Santé, médico-social, vieillissement

Jeunesse, éducation et formation

Si le service national universel voulu par le chef de l'Etat reste encore incertain dans ses contours, le service sanitaire a en revanche été présenté, le 26 février, par Agnès Buzyn, la ministre des Solidarités et de la Santé, et par Frédérique Vidal, la ministre de l'Enseignement supérieur, de la Recherche et de l'Innovation. Le service sanitaire "s'adresse à tous les étudiants en santé avec pour but de les familiariser avec les enjeux de prévention en santé". Son principe avait été posé en janvier 2017 par Emmanuel Macron, alors candidat à la présidentielle. Sa mise en œuvre s'appuie sur les préconisations du rapport commandé au professeur Loïc Vaillant - ancien président de l’université François Rabelais de Tours et de la commission santé de la Conférence des présidents d’université - et remis officiellement le 26 février.

Une composante de la stratégie nationale de santé

L'instauration de ce service sanitaire s'inscrit dans le cadre de la stratégie nationale de santé (voir nos articles ci-dessous) et plus particulièrement son axe relatif au développement de la prévention. Sa mise en œuvre doit concerner les 47.000 étudiants en médecine, pharmacie, odontologie, maïeutique, kinésithérapie et soins infirmiers.
Le service sanitaire prendra la forme d'un module de trois mois - continu ou discontinu -, intégré aux cursus de formation respectifs de ces professions et obligatoire pour l'obtention du diplôme. Il comprendra plusieurs temps. Tout d'abord, un temps de formation spécifique pour permettre aux étudiants d'acquérir les connaissances, les compétences et les savoir-être nécessaires à l'intervention auprès du public. Ensuite une intervention des étudiants dans un lieu donné afin de "délivrer les messages de prévention adaptés au public, animer des ateliers et participer à des actions". Enfin, un temps de débriefing et d'évaluation pour échanger sur cette expérience avec les référents du programme.

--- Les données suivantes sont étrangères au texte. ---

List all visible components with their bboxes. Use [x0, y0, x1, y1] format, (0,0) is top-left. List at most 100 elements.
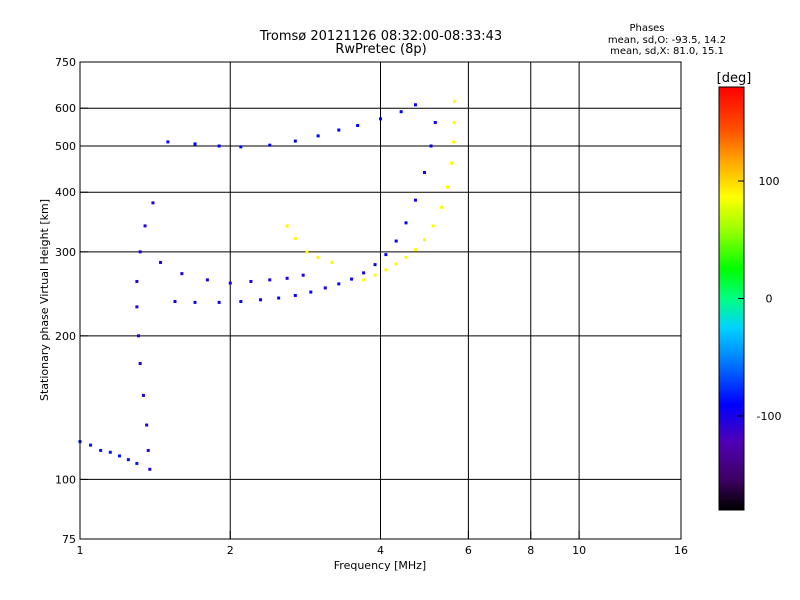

Des lieux d'intervention et des thématiques très variés

Les interventions de prévention réalisées par les étudiants dans le cadre de ce module se feront - le plus souvent sous forme collective - dans différents lieux : écoles, collèges en zone d'éducation prioritaire, lycées (y compris en zone rurale), entreprises, Ehpad (établissements d'hébergement pour personnes âgées dépendantes), établissements médicosociaux, lieux de privation de liberté...
Les thématiques abordées seront "choisies pour leur impact sur la santé, articulées avec les priorités nationales de santé publique et avec les politiques régionales". Elles pourront ainsi concerner, dès 2018-2019, des thèmes prioritaires de santé publique, comme la vie affective et sexuelle, les comportements d'addiction, l'activité physique, la nutrition... Le rapport du professeur Vaillant évoque aussi d'autres thèmes possibles, comme les troubles du sommeil, les écrans, l'hygiène, les caries, l'aide à la parentalité ou les gestes qui sauvent.

Un calendrier ambitieux

Le calendrier de mise en œuvre du service sanitaire est ambitieux. Alors que le comité de pilotage du projet a été installé le 22 décembre dernier, les premières expérimentations se mettront en place dès mars 2018 à Angers, Caen, Clermont-Ferrand et Dunkerque. Les dispositifs de coordination et les textes réglementaires nécessaires à la mise en place du service sanitaire seront, pour leur part, déployés en juin 2018. Dès la rentrée 2018, il est prévu le "déploiement à large échelle à partir des initiatives expérimentées depuis le mois de mars, pour les formations de kinésithérapie, maïeutique, médecine, odontologie, pharmacie, soins infirmiers". La généralisation du service sanitaire à toutes les formations de santé devrait ensuite intervenir à la rentrée 2019.
Selon l'éditorial des deux ministres dans le dossier de présentation, "le rapport qui nous a été remis par le professeur Vaillant montre une large adhésion des étudiants et des formateurs, et l'existence d'expériences qui peuvent dès ce mois de mars évoluer et prendre la valeur d'expérimentations du service sanitaire".